Activists and cartoonists on Friday came on a single platform to protest against the removal of the Ambedkar toon from textbooks and lamented that MPs who objected to it did not read a "single line" of the book.
At the protest meet organised by the Foundation of Media Professional at Press Club in New Delhi, cartoonists protested by drawing cartoons while activists voiced concern over the growing intolerance against free speech.
Yogendra Yadav, who resigned as advisor of NCERT in the wake of the episode, said, "Not one MP in the Lok Sabha quoted from the text written in the book. Not one of our honourable MPs has read even a single line."

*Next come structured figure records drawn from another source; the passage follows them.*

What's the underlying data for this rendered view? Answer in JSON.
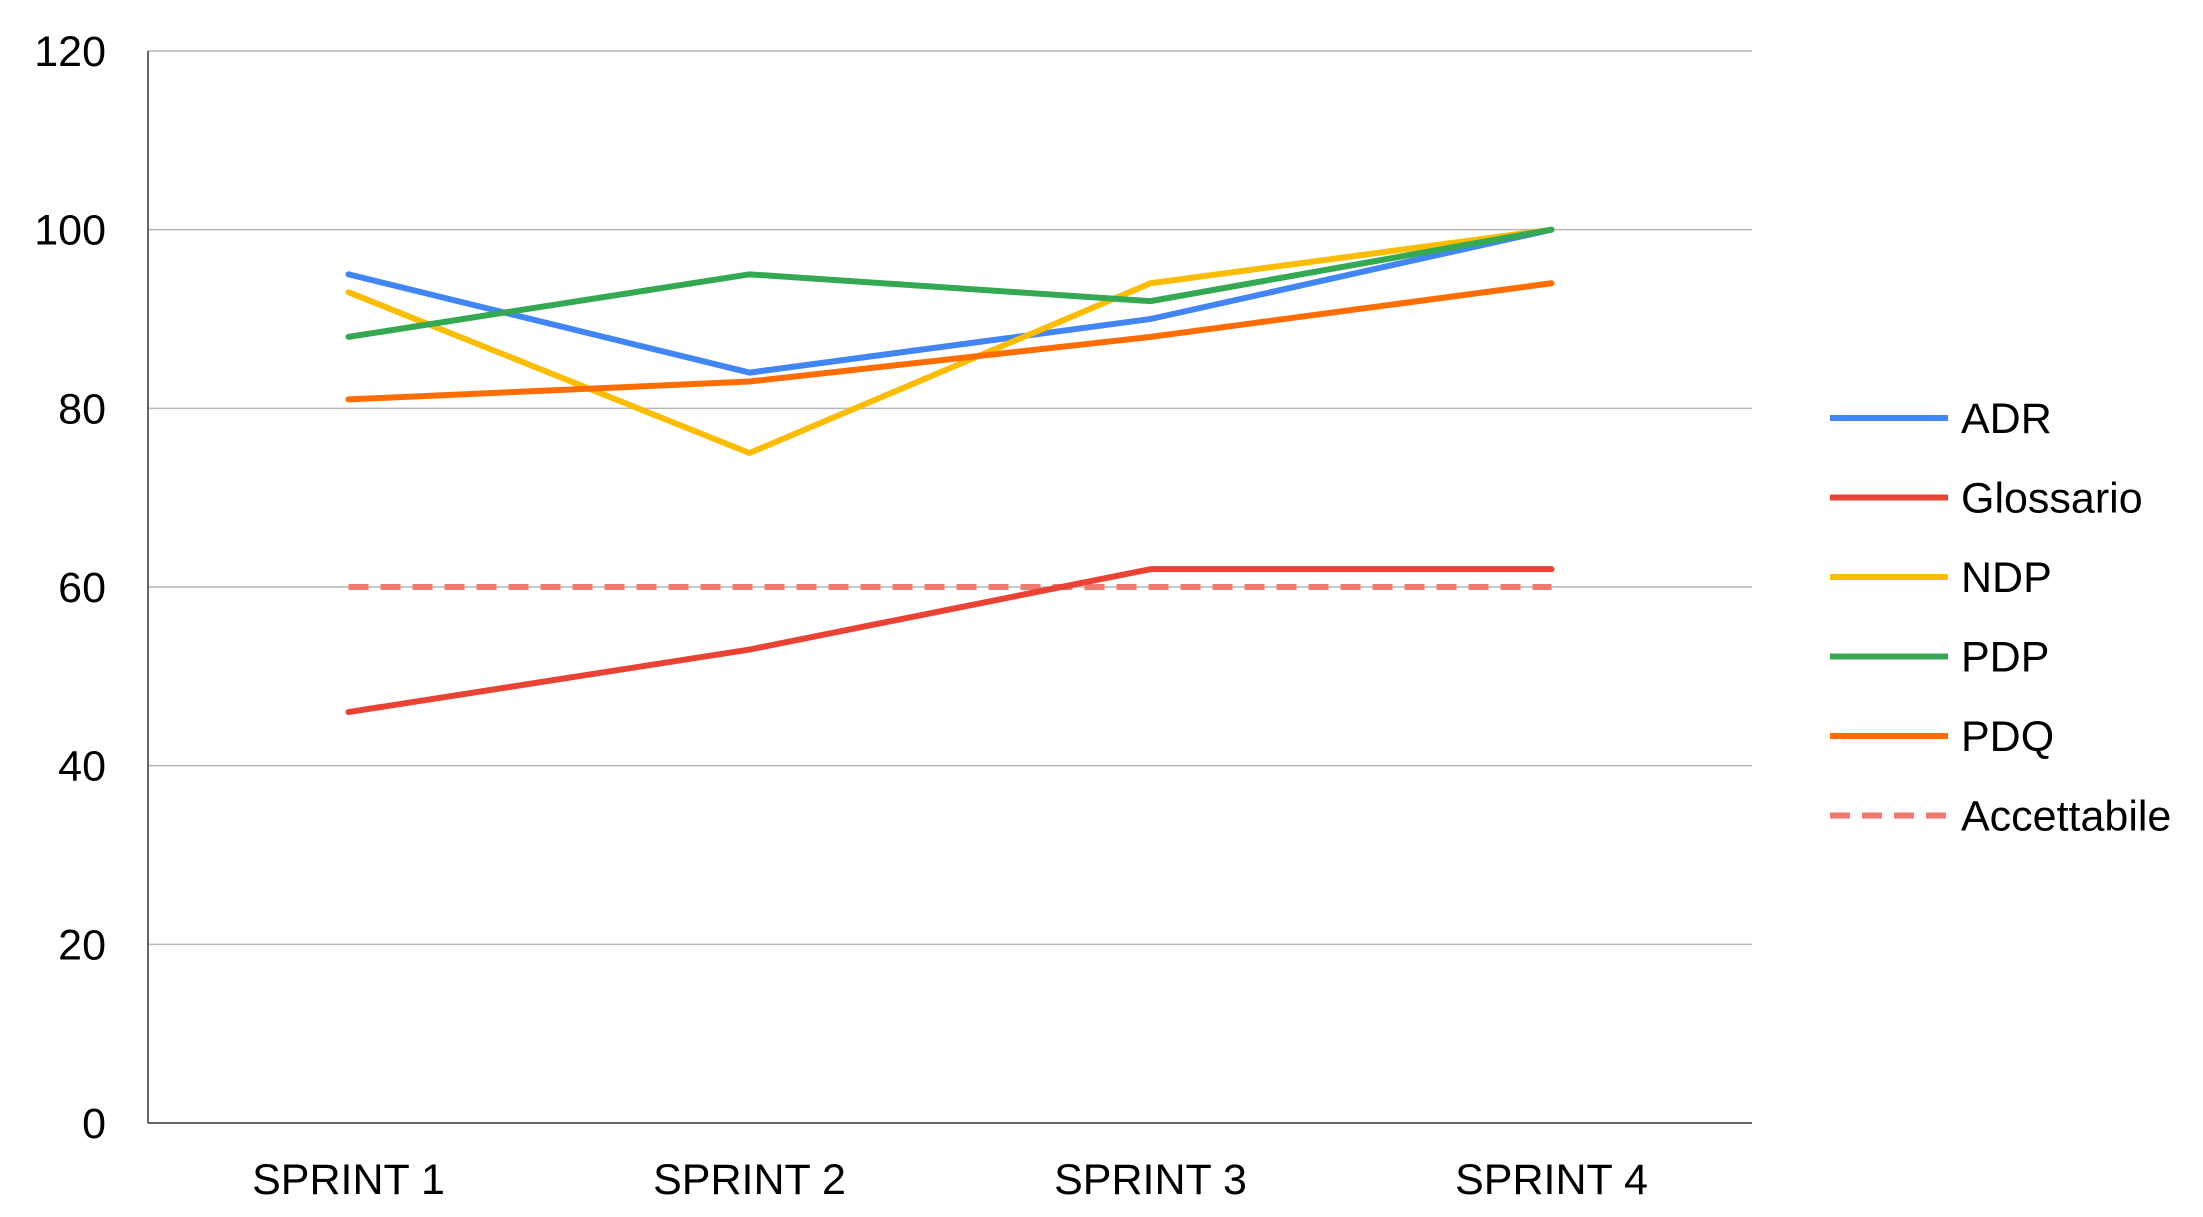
{
  "chart_data": {
    "type": "line",
    "categories": [
      "SPRINT 1",
      "SPRINT 2",
      "SPRINT 3",
      "SPRINT 4"
    ],
    "ylim": [
      0,
      120
    ],
    "yticks": [
      0,
      20,
      40,
      60,
      80,
      100,
      120
    ],
    "grid": true,
    "legend_position": "right",
    "series": [
      {
        "name": "ADR",
        "values": [
          95,
          84,
          90,
          100
        ],
        "color": "#4285f4",
        "dashed": false
      },
      {
        "name": "Glossario",
        "values": [
          46,
          53,
          62,
          62
        ],
        "color": "#ea4335",
        "dashed": false
      },
      {
        "name": "NDP",
        "values": [
          93,
          75,
          94,
          100
        ],
        "color": "#fbbc04",
        "dashed": false
      },
      {
        "name": "PDP",
        "values": [
          88,
          95,
          92,
          100
        ],
        "color": "#34a853",
        "dashed": false
      },
      {
        "name": "PDQ",
        "values": [
          81,
          83,
          88,
          94
        ],
        "color": "#ff6d01",
        "dashed": false
      },
      {
        "name": "Accettabile",
        "values": [
          60,
          60,
          60,
          60
        ],
        "color": "#ef7a72",
        "dashed": true
      }
    ]
  }
}
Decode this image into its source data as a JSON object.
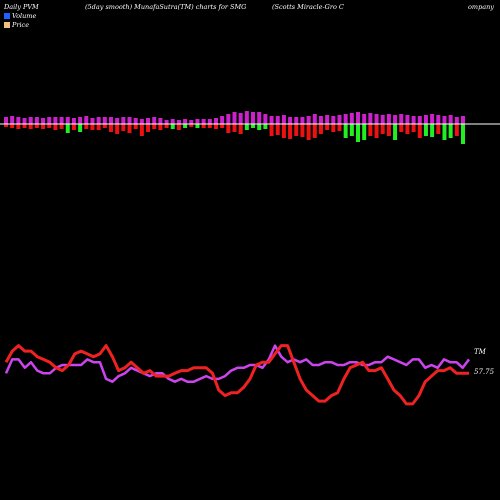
{
  "header": {
    "left": "Daily PVM",
    "mid": "(5day smooth) MunafaSutra(TM) charts for SMG",
    "right_a": "(Scotts Miracle-Gro  C",
    "right_b": "ompany"
  },
  "legend": {
    "volume_label": "Volume",
    "price_label": "Price",
    "volume_color": "#2060ff",
    "price_color": "#f0c080"
  },
  "colors": {
    "background": "#000000",
    "baseline": "#ffffff",
    "bar_magenta": "#cc22cc",
    "bar_red": "#ee1111",
    "bar_green": "#22ee22",
    "line_purple": "#cc44ee",
    "line_red": "#ee2222"
  },
  "labels": {
    "purple_end": "TM",
    "red_end": "57.75"
  },
  "chart_data": [
    {
      "type": "bar",
      "title": "",
      "n": 75,
      "up": [
        7,
        8,
        7,
        6,
        7,
        7,
        6,
        7,
        7,
        7,
        7,
        6,
        7,
        8,
        6,
        7,
        7,
        7,
        6,
        7,
        7,
        6,
        5,
        6,
        7,
        6,
        4,
        5,
        4,
        5,
        4,
        5,
        5,
        5,
        6,
        8,
        10,
        12,
        11,
        13,
        12,
        12,
        10,
        8,
        8,
        9,
        7,
        7,
        7,
        8,
        10,
        8,
        9,
        8,
        9,
        10,
        11,
        12,
        10,
        11,
        10,
        9,
        10,
        9,
        10,
        9,
        8,
        8,
        9,
        10,
        9,
        8,
        9,
        7,
        8
      ],
      "down": [
        3,
        4,
        5,
        4,
        5,
        4,
        5,
        4,
        6,
        5,
        9,
        6,
        8,
        5,
        6,
        6,
        4,
        8,
        10,
        7,
        9,
        5,
        12,
        8,
        5,
        6,
        4,
        5,
        6,
        4,
        3,
        4,
        4,
        4,
        5,
        4,
        9,
        8,
        10,
        6,
        4,
        6,
        5,
        12,
        11,
        14,
        15,
        12,
        13,
        16,
        14,
        10,
        6,
        8,
        7,
        14,
        12,
        18,
        16,
        12,
        14,
        10,
        12,
        16,
        8,
        10,
        8,
        14,
        12,
        13,
        10,
        16,
        14,
        12,
        20
      ],
      "down_color": [
        "r",
        "r",
        "r",
        "r",
        "r",
        "r",
        "r",
        "r",
        "r",
        "r",
        "g",
        "r",
        "g",
        "r",
        "r",
        "r",
        "r",
        "r",
        "r",
        "r",
        "r",
        "r",
        "r",
        "r",
        "r",
        "r",
        "r",
        "g",
        "r",
        "g",
        "r",
        "g",
        "r",
        "r",
        "r",
        "r",
        "r",
        "r",
        "r",
        "g",
        "g",
        "g",
        "g",
        "r",
        "r",
        "r",
        "r",
        "r",
        "r",
        "r",
        "r",
        "r",
        "r",
        "r",
        "r",
        "g",
        "g",
        "g",
        "g",
        "r",
        "r",
        "r",
        "r",
        "g",
        "r",
        "r",
        "r",
        "r",
        "g",
        "g",
        "r",
        "g",
        "g",
        "r",
        "g"
      ]
    },
    {
      "type": "line",
      "title": "",
      "series": [
        {
          "name": "",
          "values": [
            60,
            65,
            65,
            62,
            64,
            61,
            60,
            60,
            62,
            63,
            63,
            63,
            63,
            65,
            64,
            64,
            58,
            57,
            59,
            60,
            62,
            61,
            60,
            59,
            60,
            60,
            58,
            57,
            58,
            57,
            57,
            58,
            59,
            58,
            58,
            59,
            61,
            62,
            62,
            63,
            63,
            62,
            65,
            70,
            66,
            64,
            65,
            64,
            65,
            63,
            63,
            64,
            64,
            63,
            63,
            64,
            64,
            63,
            63,
            64,
            64,
            66,
            65,
            64,
            63,
            65,
            65,
            62,
            63,
            62,
            65,
            64,
            64,
            62,
            65
          ]
        },
        {
          "name": "",
          "values": [
            64,
            68,
            70,
            68,
            68,
            66,
            65,
            64,
            62,
            61,
            63,
            67,
            68,
            67,
            66,
            67,
            70,
            66,
            61,
            62,
            64,
            62,
            60,
            61,
            59,
            59,
            59,
            60,
            61,
            61,
            62,
            62,
            62,
            60,
            54,
            52,
            53,
            53,
            55,
            58,
            63,
            64,
            64,
            67,
            70,
            70,
            64,
            58,
            54,
            52,
            50,
            50,
            52,
            53,
            58,
            62,
            63,
            64,
            61,
            61,
            62,
            58,
            54,
            52,
            49,
            49,
            52,
            57,
            59,
            61,
            61,
            62,
            60,
            60,
            60
          ]
        }
      ]
    }
  ]
}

However, in a lighter vein, he said he is "grateful" to the parliamentarians. "These books were published six years ago but public at large didn't pay much attention towards these books. The Parliament has done a favour by drawing public attention to them.
"And honestly, I cannot be more grateful to them. I wish this cartoon should be shown millions of time," he said.

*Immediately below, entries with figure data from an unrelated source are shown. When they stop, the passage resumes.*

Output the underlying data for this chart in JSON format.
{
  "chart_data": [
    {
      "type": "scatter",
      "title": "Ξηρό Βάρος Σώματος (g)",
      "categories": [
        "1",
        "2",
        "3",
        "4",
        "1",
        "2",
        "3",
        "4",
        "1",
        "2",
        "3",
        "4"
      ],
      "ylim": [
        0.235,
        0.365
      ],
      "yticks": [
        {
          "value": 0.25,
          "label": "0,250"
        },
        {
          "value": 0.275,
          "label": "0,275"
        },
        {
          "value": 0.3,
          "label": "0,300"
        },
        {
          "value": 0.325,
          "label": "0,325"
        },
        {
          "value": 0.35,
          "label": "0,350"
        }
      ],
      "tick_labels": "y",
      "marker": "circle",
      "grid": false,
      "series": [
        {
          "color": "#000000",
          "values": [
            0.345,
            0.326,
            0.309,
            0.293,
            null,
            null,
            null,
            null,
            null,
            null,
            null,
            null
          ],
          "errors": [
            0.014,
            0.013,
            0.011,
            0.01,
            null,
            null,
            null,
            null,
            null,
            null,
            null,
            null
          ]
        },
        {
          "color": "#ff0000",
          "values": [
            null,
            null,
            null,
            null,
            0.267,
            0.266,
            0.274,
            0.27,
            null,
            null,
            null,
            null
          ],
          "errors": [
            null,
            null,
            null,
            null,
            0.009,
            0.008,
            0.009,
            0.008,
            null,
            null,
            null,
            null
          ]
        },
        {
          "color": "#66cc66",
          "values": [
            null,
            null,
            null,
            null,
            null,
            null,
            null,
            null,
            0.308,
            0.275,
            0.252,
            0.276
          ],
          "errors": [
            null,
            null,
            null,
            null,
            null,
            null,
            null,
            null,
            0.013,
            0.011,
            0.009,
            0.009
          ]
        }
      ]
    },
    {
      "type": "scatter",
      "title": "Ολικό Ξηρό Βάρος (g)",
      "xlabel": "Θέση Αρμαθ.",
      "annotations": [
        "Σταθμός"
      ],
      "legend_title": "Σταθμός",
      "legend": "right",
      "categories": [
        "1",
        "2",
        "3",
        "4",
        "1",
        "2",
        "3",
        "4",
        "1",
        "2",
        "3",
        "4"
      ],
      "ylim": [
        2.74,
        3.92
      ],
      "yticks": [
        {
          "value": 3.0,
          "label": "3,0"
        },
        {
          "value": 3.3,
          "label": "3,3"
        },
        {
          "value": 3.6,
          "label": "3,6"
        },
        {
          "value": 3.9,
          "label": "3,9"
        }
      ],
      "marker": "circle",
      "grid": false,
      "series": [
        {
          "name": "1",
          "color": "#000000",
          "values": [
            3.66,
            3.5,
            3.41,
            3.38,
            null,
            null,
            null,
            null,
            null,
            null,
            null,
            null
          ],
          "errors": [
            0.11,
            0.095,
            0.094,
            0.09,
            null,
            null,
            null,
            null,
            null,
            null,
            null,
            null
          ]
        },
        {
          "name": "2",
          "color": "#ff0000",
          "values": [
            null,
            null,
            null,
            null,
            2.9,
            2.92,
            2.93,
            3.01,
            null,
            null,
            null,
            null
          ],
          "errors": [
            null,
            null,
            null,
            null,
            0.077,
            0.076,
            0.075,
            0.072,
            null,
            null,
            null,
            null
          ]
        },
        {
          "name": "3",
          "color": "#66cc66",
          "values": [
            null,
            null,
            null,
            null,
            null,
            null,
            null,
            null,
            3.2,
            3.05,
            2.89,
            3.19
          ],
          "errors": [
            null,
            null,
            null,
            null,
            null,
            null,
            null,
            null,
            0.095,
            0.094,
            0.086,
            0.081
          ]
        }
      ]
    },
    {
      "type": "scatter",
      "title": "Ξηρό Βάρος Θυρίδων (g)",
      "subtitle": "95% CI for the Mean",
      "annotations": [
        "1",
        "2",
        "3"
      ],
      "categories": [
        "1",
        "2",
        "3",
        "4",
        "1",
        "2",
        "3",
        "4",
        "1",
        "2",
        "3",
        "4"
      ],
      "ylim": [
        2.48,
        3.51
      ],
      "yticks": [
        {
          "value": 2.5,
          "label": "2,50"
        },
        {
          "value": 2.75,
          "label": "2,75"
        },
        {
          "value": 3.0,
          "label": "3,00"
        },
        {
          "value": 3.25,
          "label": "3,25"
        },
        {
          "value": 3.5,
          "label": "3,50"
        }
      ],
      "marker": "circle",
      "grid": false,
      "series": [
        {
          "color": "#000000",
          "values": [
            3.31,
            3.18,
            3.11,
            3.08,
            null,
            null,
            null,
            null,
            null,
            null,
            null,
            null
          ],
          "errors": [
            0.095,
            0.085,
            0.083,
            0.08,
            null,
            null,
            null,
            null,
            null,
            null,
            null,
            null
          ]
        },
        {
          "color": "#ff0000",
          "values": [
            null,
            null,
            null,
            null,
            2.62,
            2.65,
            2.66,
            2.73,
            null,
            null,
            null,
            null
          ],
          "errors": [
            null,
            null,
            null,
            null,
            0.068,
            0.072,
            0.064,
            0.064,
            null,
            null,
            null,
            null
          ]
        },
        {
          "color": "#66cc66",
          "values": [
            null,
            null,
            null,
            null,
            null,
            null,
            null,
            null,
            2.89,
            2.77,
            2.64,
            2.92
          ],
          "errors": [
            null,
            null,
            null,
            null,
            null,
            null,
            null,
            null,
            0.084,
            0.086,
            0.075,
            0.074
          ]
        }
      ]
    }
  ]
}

The cartoon, which has created furore a week back in Parliament, depicted the slow pace of the drafting of the Constitution under the drafting committee headed by BR Ambedkar. Drawn by noted cartoonist Shankar, it was first published in 1949.

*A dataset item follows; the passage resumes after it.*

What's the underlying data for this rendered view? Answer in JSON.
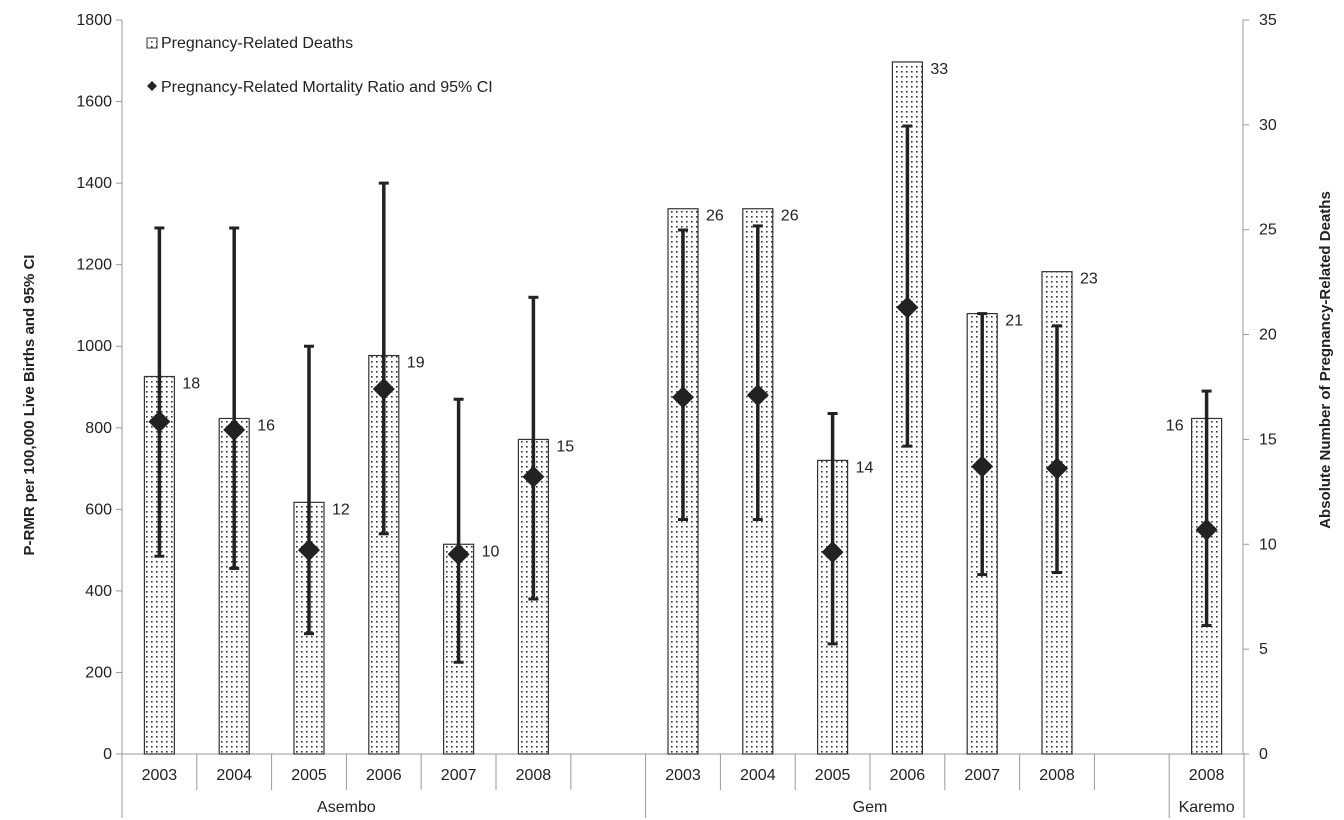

Team Anna member and lawyer Prashant Bhushan claimed that "their actions have proved that the people who are sitting in Parliament, people who are running the government, deserved to be lampooned.
"What it shows is the very dangerous state of our democracy that a country is virtually forced to elect people of this kind who apart from displaying a complete lack of understanding of things, show themselves to be the people who are not going to tolerate any kind of criticism, people who will go to any level to suppress criticism."
Somit, a cartoonist, speaking at the meet questioned, "If you say to a writer that your book will not be read by the audience, that has a solution, but if you say that your book will not be published then it is problematic."